In the United States, infrastructure has been a cornerstone of the Biden administration’s domestic agenda. The administration expanded the definition of infrastructure to include children and caregiving, climate change, healthcare, and economic aid, ultimately leading to two separate bills — a traditional infrastructure bill able to garner bipartisan support, and a companion social safety net and climate bill, known as Build Back Better. The Infrastructure Investment and Jobs act includes more spending for public transit alone than AMLO’s three infrastructure projects combined are projected to cost by the end of his term. The difference in the scale of spending is almost incomprehensible.
The separation of the two bills allowed the passage of the $1.2 trillion bipartisan Infrastructure Investment and Jobs Act, but the components of the bill that constitute the Biden administration’s new and expanded definition of infrastructure are not likely to pass the Senate due to opposition from Republicans and moderate Democrats, including U.S. Senator Joe Manchin (D-WV). The Build Back Better Act will likely die in the Senate after Senator Machin’s resolute opposition, declaring the bill “dead.” Now, in March 2022, negotiations have not reached any concrete agreements and the bill remains stalled.
This legislative resistance and power over the future of spending and infrastructure is in marked contrast to the Mexican government’s method of implementation of AMLO’s infrastructure projects: by decree. AMLO has declared the administration’s public works projects as matters of public interest and national security, issuing a decree that enables administrators to largely disregard regulators and bypass traditional approval processes. The decree shields the administration from legal hurdles, allowing for expedited temporary approval for many projects. Critics expressed concerns that this was a troubling retrogression of governmental transparency in Mexico.
While AMLO’s administration has bypassed legislative resistance, the legislative process in the U.S. has effectively blocked the Biden administration’s expansion of what constitutes “infrastructure,” and has left them with no concrete legislative wins in this effort beyond what is now considered “traditional” infrastructure. In Mexico, as of mid-January 2022 work had not begun on over half of the projects in the first two packages despite the controversial decrees that expedite projects and circumvent regulatory hurdles for AMLO’s infrastructure initiatives.
The completion of infrastructure projects in Mexico is constantly in question, while presidential administrations in the U.S. can consider $1.2 trillion dollar packages a legislative compromise and, in some cases, a political loss. The relationship between the Mexican government and the private sector cannot improve without trust and transparency, and yet it is nearly impossible to build trust without the legitimate means to follow through on the promises of an administration.
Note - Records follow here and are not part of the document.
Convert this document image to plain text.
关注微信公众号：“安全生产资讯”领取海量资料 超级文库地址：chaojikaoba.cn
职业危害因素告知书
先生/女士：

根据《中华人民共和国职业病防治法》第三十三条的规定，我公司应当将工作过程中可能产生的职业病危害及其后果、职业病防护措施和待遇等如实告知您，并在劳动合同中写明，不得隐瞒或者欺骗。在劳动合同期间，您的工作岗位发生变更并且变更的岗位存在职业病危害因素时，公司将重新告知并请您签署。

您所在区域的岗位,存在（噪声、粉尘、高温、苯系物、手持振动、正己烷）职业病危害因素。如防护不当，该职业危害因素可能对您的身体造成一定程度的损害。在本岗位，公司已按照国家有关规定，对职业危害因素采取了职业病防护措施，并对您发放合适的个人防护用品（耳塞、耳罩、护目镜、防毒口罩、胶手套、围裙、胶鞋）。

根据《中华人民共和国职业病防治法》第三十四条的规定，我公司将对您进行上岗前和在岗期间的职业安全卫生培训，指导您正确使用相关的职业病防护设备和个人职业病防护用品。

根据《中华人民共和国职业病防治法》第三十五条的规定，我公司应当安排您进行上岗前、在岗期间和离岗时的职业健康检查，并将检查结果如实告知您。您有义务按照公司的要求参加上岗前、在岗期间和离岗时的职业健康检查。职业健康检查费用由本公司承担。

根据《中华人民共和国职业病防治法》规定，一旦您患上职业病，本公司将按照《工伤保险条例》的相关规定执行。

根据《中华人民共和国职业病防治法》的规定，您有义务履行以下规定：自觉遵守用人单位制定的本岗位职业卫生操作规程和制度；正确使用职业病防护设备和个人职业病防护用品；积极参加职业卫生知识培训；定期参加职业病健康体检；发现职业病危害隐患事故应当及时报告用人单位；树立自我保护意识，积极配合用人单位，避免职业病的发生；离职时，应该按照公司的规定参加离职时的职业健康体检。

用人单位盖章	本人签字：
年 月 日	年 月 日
The United States and Mexico, at this moment in history, are faced with a demand to imagine and legislate a new reality in a world unrecognizable to its former self. Infrastructure is the foundation of this new reality, the foundation of the livelihood of hundreds of millions of citizens. In two countries so economically intertwined — with the U.S. absorbing three quarters of Mexican exports — the fate of infrastructure and trade is inextricably linked for both governments. If the U.S. government cannot pass its ambitious legislation, and the Mexican government cannot complete the projects it pursues, then what is the future of infrastructure? What will this future look like if we cannot meet the demand to create? Creation must be more than a political culture, it must be an actionable avenue. Perhaps, to build in the Americas, the U.S. and Mexico must build together toward a reality in which reliable and robust infrastructure is a material reality for everybody, not a legislative pipe dream or an empty promise.